La commission rejette les amendements.
Suivant l'avis du rapporteur, elle rejette l'amendement CE1804 de M. Stéphane Delautrette.
Amendement CE1313 de M. Philippe Schreck
Dans la mesure où le transfert des compétences eau et assainissement aux intercommunalités ne sera obligatoire qu'en 2026, il nous semble important de laisser aux communes les ayant conservées la possibilité de donner mandat aux départements pour construire les ouvrages mentionnés à l'article 18.
La loi ne s'appliquera certes qu'à compter de 2026, mais il ne vous aura pas échappé que nous sommes en 2024, et la création des ouvrages visés par l'article prendra du temps. En adoptant cet amendement, nous créerions une instabilité juridique peu souhaitable. Avis défavorable.
La loi permet aux communautés de communes de sous-traiter la compétence eau aux communes. Je me demande donc si, en conservant la rédaction actuelle, nous ne risquons pas de créer l'instabilité juridique que vous redoutez pour les communes concernées.

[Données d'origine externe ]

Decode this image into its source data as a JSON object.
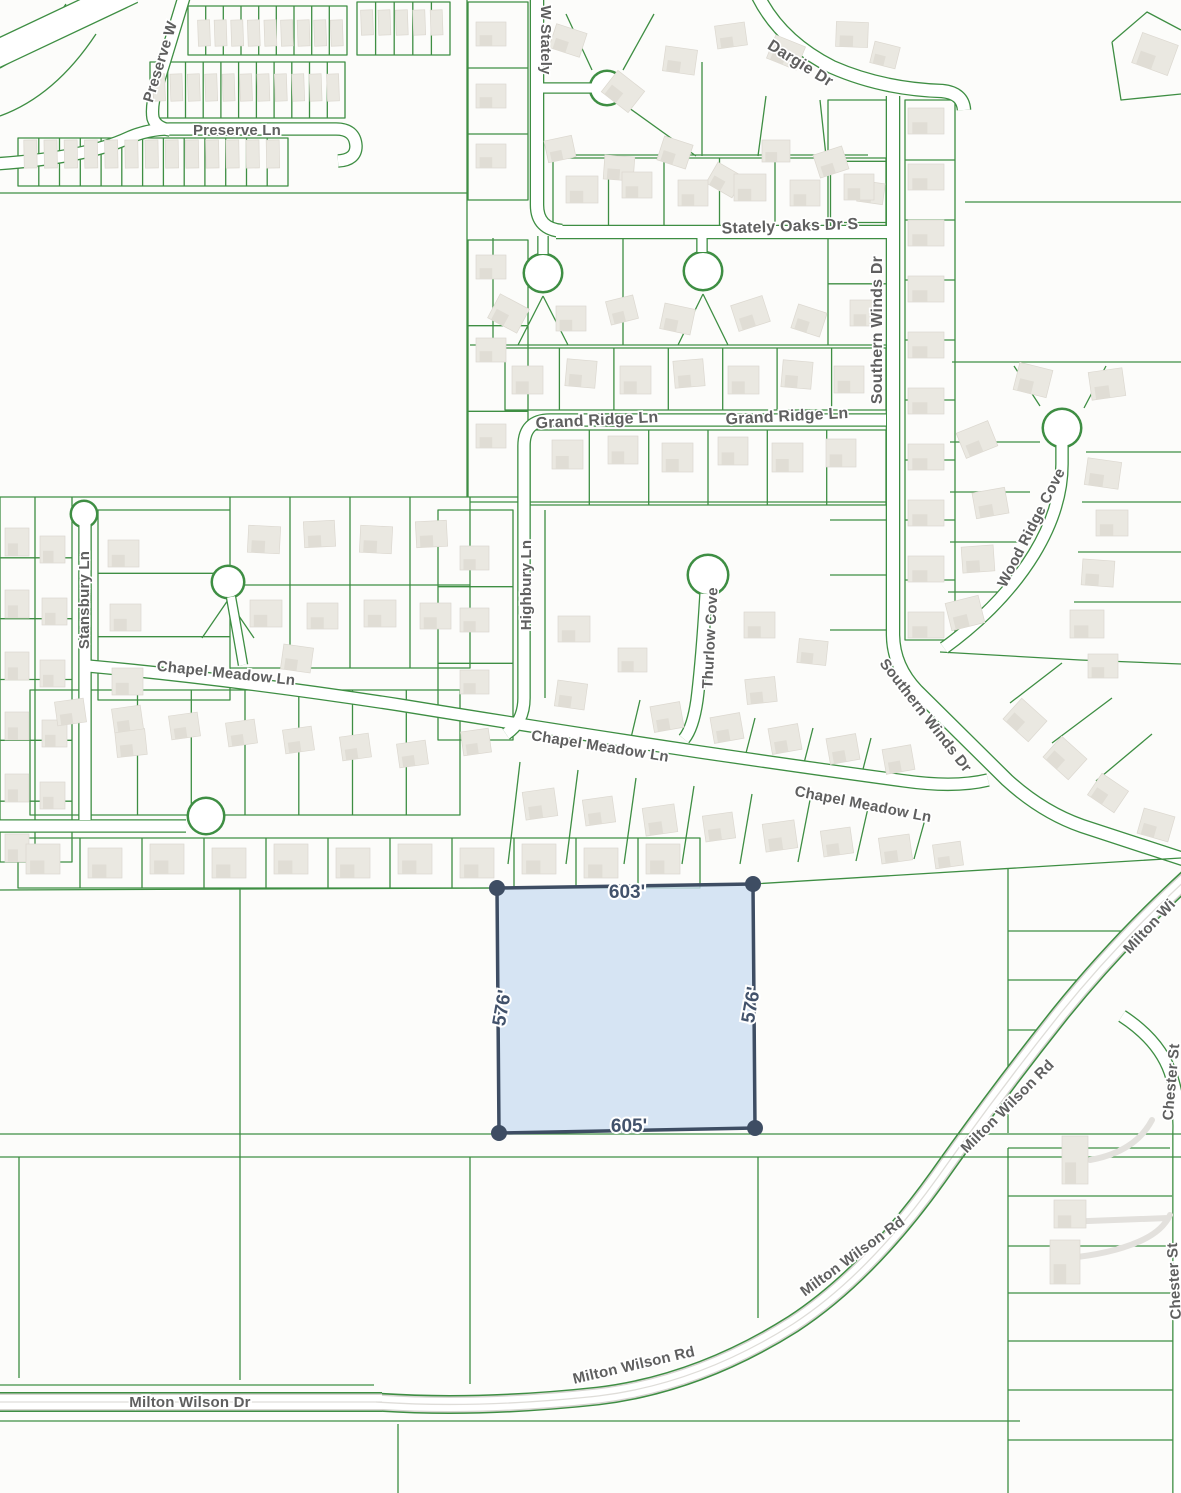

La commission rejette l'amendement.
Suivant l'avis du rapporteur, elle rejette l'amendement CE297 de M. Vincent Descoeur.
La commission adopte l'article 18 non modifié.
Après l'article 18
Suivant l'avis du rapporteur, la commission rejette successivement les amendements CE2134 de M. Dominique Potier et CE1863 de Mme Anaïs Sabatini.
Article 19 : Règles relatives à la représentativité des organisations professionnelles d'employeurs propres au secteur agricole
La commission adopte l'amendement rédactionnel CE3392 de M. Pascal Lavergne, rapporteur.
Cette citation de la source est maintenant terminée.